Today the Federal Circuit issued three parallel decisions all stemming from the patent case brought by Asghari-Kamrani. The first two decisions affirm the E.D.Va. judgment-on-the-pleadings. In those cases, the district court held that the patentee (Asghari-Kamrani) failed to state a plausible claim for relief within her complaint. In particular, the court found that all the asserted claims were invalid for lack of eligibility. On appeal, the Federal Circuit AFFIRMED in a R.36 Judgment Without Opinion. [Link].
The third decision is an order of dismissal of a parallel appeal from the PTAB (CBM Review). The PTAB had found all of the claims unpatentable as obvious or anticipated. On appeal, though the Federal Circuit dismissed the appeals as moot — and vacated the USPTO decisions.
Petition for Writ of Certiorari.
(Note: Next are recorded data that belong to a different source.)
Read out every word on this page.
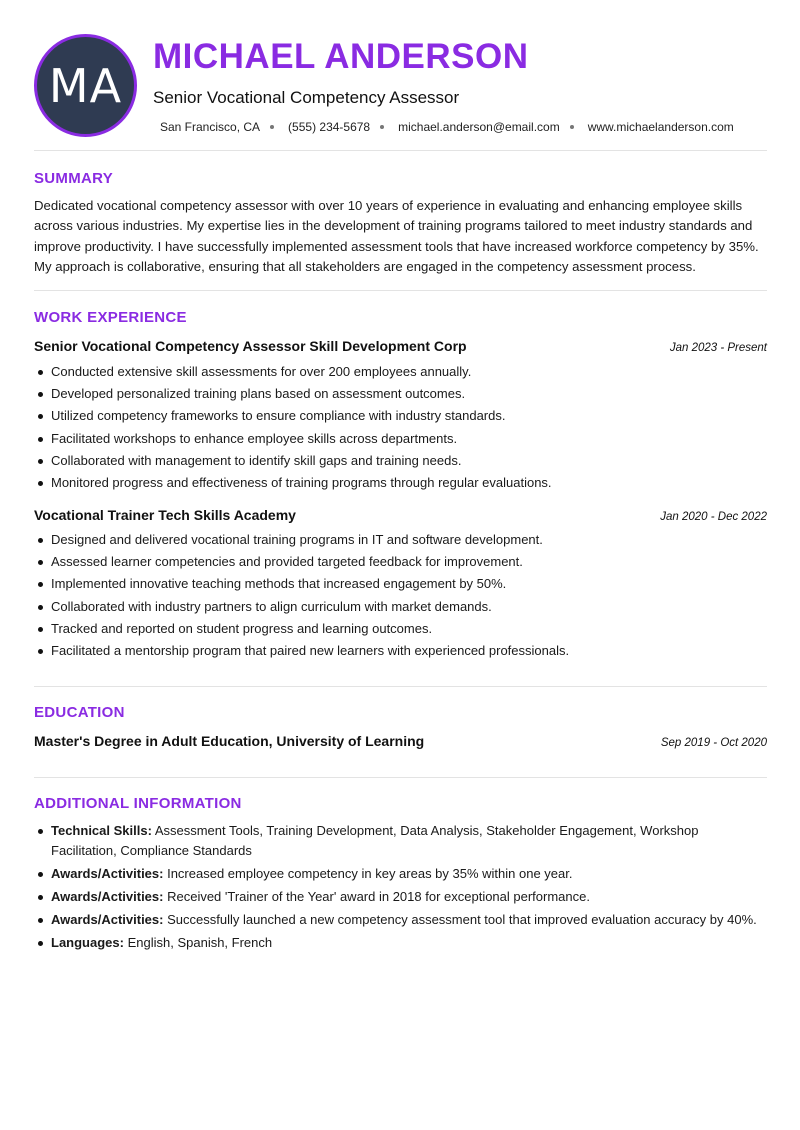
MA
MICHAEL ANDERSON
Senior Vocational Competency Assessor
San Francisco, CA (555) 234-5678 michael.anderson@email.com www.michaelanderson.com
SUMMARY
Dedicated vocational competency assessor with over 10 years of experience in evaluating and enhancing employee skills across various industries. My expertise lies in the development of training programs tailored to meet industry standards and improve productivity. I have successfully implemented assessment tools that have increased workforce competency by 35%. My approach is collaborative, ensuring that all stakeholders are engaged in the competency assessment process.
WORK EXPERIENCE
Senior Vocational Competency Assessor Skill Development Corp	Jan 2023 - Present
Conducted extensive skill assessments for over 200 employees annually.
Developed personalized training plans based on assessment outcomes.
Utilized competency frameworks to ensure compliance with industry standards.
Facilitated workshops to enhance employee skills across departments.
Collaborated with management to identify skill gaps and training needs.
Monitored progress and effectiveness of training programs through regular evaluations.
Vocational Trainer Tech Skills Academy	Jan 2020 - Dec 2022
Designed and delivered vocational training programs in IT and software development.
Assessed learner competencies and provided targeted feedback for improvement.
Implemented innovative teaching methods that increased engagement by 50%.
Collaborated with industry partners to align curriculum with market demands.
Tracked and reported on student progress and learning outcomes.
Facilitated a mentorship program that paired new learners with experienced professionals.
EDUCATION
Master's Degree in Adult Education, University of Learning	Sep 2019 - Oct 2020
ADDITIONAL INFORMATION
Technical Skills: Assessment Tools, Training Development, Data Analysis, Stakeholder Engagement, Workshop Facilitation, Compliance Standards
Awards/Activities: Increased employee competency in key areas by 35% within one year.
Awards/Activities: Received 'Trainer of the Year' award in 2018 for exceptional performance.
Awards/Activities: Successfully launched a new competency assessment tool that improved evaluation accuracy by 40%.
Languages: English, Spanish, French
I explain in the article, that the issue was rather low-level up until 2013 and the explosion of inter partes review (IPR) proceedings and resulting appeals to the Federal Circuit. Because those cases typically involve complex obviousness analysis (as in the case at hand), the shortcut route has been for the court to issue R.36 Judgments Without Opinion in these IPR appeals. The result has been hundreds of R. 36 Judgments of PATO appeals over the past few years.
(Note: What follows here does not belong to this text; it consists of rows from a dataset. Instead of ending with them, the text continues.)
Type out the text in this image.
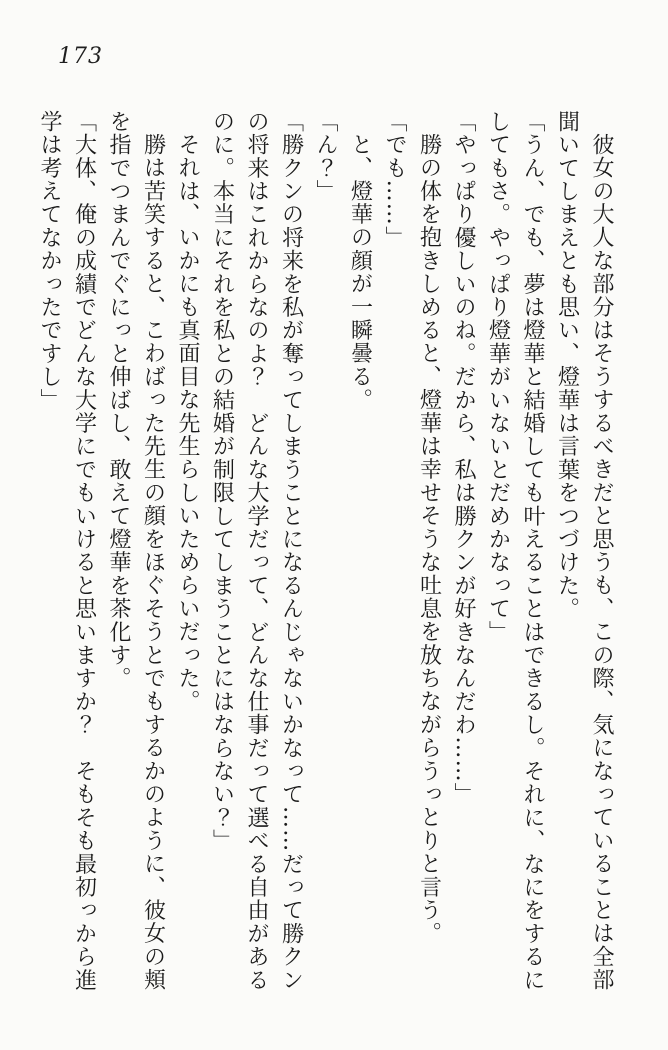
173
彼女の大人な部分はそうするべきだと思うも、この際、気になっていることは全部
聞いてしまえとも思い、燈華は言葉をつづけた。
「うん、でも、夢は燈華と結婚しても叶えることはできるし。それに、なにをするに
してもさ。やっぱり燈華がいないとだめかなって」
「やっぱり優しいのね。だから、私は勝クンが好きなんだわ……」
勝の体を抱きしめると、燈華は幸せそうな吐息を放ちながらうっとりと言う。
「でも……」
と、燈華の顔が一瞬曇る。
「ん？」
「勝クンの将来を私が奪ってしまうことになるんじゃないかなって……だって勝クン
の将来はこれからなのよ？　どんな大学だって、どんな仕事だって選べる自由がある
のに。本当にそれを私との結婚が制限してしまうことにはならない？」
それは、いかにも真面目な先生らしいためらいだった。
勝は苦笑すると、こわばった先生の顔をほぐそうとでもするかのように、彼女の頬
を指でつまんでぐにっと伸ばし、敢えて燈華を茶化す。
「大体、俺の成績でどんな大学にでもいけると思いますか？　そもそも最初っから進
学は考えてなかったですし」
Although a number of parties have raised the issue with the Federal Circuit, the court has not yet addressed the issue directly (other than by continuing to issue no-opinion-judgments). I will note that the same question is also presented in the pending petition in Leon Stambler v. Mastercard International, Inc., SCT Docket No. 17-1140.
Rob Sterne’s team at Sterne Kessler is representing the patentee-petitioner. Sarah Guske (Baker Botts) represented Cisco in the appeal.